Inmates who earn a college degree could reduce their sentence up to six months. Those who take part in self-help programs, including parenting classes, anger management and substance abuse support groups, could trim off a month each year of their sentence.
The changes are aimed at lowering the prison population by about 7 percent.
The Los Angeles Police Department’s labor union called the plan “alarming” and “dangerous” while others, who have loved ones in prison, said it’s the right thing to do.
Carlos Martinez credited self-help programs with turning his life away from crime. “I believe everybody needs a chance in life,” he said. “If no body addresses the issue, then they don’t know which way to go when they leave those gates.”
Virtually, any inmate, except those on death row or serving life without parole would be eligible to earn credits to reduce their jail time.
The goal is to cut California’s prison population by 9,500 inmates in four years.
“What about the victims, does anybody care about them because potentially there’s 9,500 victims that were involved in this. And also nobody’s got their voice,” said Craig Lally, director of the Los Angeles Police Protective League. “Why do you have to let them out early? They were supposed to do a sentence for a crime, for the bad actions that they did. And there’s no accountability.”

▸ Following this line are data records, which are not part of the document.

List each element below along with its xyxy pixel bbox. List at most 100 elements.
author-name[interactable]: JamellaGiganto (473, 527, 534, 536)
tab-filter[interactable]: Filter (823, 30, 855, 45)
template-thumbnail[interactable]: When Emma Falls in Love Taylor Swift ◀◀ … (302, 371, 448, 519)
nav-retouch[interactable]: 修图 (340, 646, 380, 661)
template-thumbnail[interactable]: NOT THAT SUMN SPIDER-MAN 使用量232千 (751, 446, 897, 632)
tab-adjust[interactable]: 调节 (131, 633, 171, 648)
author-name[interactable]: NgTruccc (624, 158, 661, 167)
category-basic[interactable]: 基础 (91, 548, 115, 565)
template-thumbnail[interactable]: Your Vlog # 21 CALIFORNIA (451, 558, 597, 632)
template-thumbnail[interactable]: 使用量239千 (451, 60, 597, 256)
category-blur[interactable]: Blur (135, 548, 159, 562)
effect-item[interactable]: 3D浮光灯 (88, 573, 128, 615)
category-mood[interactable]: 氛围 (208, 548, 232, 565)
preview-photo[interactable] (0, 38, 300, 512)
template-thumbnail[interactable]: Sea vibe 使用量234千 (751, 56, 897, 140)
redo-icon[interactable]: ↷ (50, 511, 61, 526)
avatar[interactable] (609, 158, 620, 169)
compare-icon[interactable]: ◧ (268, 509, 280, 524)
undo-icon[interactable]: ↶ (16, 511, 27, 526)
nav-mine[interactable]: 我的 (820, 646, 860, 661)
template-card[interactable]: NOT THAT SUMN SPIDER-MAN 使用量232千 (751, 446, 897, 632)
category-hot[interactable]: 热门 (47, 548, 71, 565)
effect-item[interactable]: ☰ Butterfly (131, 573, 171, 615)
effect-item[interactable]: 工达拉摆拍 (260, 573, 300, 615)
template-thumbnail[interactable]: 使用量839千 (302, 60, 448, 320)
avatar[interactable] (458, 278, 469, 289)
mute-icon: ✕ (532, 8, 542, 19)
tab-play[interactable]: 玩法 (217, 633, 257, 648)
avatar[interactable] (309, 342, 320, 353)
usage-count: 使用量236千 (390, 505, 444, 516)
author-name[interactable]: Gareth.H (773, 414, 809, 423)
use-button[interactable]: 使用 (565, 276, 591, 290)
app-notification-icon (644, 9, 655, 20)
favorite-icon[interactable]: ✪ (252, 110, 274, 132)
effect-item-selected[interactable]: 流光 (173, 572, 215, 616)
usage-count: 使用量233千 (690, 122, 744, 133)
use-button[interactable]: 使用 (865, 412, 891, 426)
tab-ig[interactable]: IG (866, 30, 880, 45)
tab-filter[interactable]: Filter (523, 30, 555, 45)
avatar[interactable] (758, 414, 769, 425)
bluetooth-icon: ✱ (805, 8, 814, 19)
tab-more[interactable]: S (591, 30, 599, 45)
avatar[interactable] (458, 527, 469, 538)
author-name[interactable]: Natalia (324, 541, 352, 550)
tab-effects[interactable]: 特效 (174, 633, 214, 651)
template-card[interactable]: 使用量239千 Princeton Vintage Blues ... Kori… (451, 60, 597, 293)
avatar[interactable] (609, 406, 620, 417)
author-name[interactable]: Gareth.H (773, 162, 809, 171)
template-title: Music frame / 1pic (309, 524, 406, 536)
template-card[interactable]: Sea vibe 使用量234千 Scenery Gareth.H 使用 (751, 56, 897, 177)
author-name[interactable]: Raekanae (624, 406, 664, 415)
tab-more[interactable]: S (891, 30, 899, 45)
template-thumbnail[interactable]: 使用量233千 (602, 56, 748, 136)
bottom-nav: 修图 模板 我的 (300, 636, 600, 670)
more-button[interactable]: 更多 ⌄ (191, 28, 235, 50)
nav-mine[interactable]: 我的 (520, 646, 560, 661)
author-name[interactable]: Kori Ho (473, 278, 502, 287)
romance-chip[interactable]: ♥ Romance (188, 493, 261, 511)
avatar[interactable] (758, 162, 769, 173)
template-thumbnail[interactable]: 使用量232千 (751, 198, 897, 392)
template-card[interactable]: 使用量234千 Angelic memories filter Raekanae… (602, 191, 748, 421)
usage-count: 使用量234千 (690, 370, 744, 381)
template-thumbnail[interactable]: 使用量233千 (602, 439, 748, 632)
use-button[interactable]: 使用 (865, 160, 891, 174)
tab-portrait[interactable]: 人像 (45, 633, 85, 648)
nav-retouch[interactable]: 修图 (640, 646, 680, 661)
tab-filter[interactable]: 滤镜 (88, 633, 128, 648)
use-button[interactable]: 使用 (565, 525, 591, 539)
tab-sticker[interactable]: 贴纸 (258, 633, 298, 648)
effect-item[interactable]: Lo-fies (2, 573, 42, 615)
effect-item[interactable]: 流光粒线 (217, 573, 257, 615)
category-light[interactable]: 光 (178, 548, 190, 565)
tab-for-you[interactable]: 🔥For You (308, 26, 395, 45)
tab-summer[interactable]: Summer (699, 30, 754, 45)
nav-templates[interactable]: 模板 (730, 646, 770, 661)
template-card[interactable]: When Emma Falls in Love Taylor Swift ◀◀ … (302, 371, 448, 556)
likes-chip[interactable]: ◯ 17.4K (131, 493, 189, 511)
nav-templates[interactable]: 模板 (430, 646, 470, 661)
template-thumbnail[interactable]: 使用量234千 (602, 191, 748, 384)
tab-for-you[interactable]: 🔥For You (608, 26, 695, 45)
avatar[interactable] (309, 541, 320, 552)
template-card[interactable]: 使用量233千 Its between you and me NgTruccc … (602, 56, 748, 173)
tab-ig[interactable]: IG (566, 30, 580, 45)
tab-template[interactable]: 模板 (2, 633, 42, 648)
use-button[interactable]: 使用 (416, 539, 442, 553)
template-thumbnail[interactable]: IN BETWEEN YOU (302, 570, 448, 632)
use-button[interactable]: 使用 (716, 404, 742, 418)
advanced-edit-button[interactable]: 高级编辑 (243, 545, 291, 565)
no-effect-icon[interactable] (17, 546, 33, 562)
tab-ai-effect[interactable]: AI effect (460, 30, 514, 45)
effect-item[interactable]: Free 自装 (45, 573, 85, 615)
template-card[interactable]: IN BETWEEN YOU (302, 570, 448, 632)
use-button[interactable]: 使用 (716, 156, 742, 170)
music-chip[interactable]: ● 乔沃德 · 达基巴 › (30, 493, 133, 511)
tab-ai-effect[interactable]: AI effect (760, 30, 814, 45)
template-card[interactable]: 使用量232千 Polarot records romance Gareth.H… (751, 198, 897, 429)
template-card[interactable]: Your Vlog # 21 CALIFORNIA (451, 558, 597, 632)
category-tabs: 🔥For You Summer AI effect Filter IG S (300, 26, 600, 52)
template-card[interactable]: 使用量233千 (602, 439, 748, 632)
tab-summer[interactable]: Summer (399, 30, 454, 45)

He said the change will release dangerous offenders, sometimes years earlier, than called for in their sentences.
The proposed change follows the passage of Proposition 57, which lets certain felons seek parole more quickly and gives corrections officials more discretion to grant credits for early release.
Supporters like Martinez said the goal is to encourage inmates to do something productive behind bars. “You get to know yourself, and you are a better person,” he said.
The earlier release credits would be phased in starting in May while a public review is underway.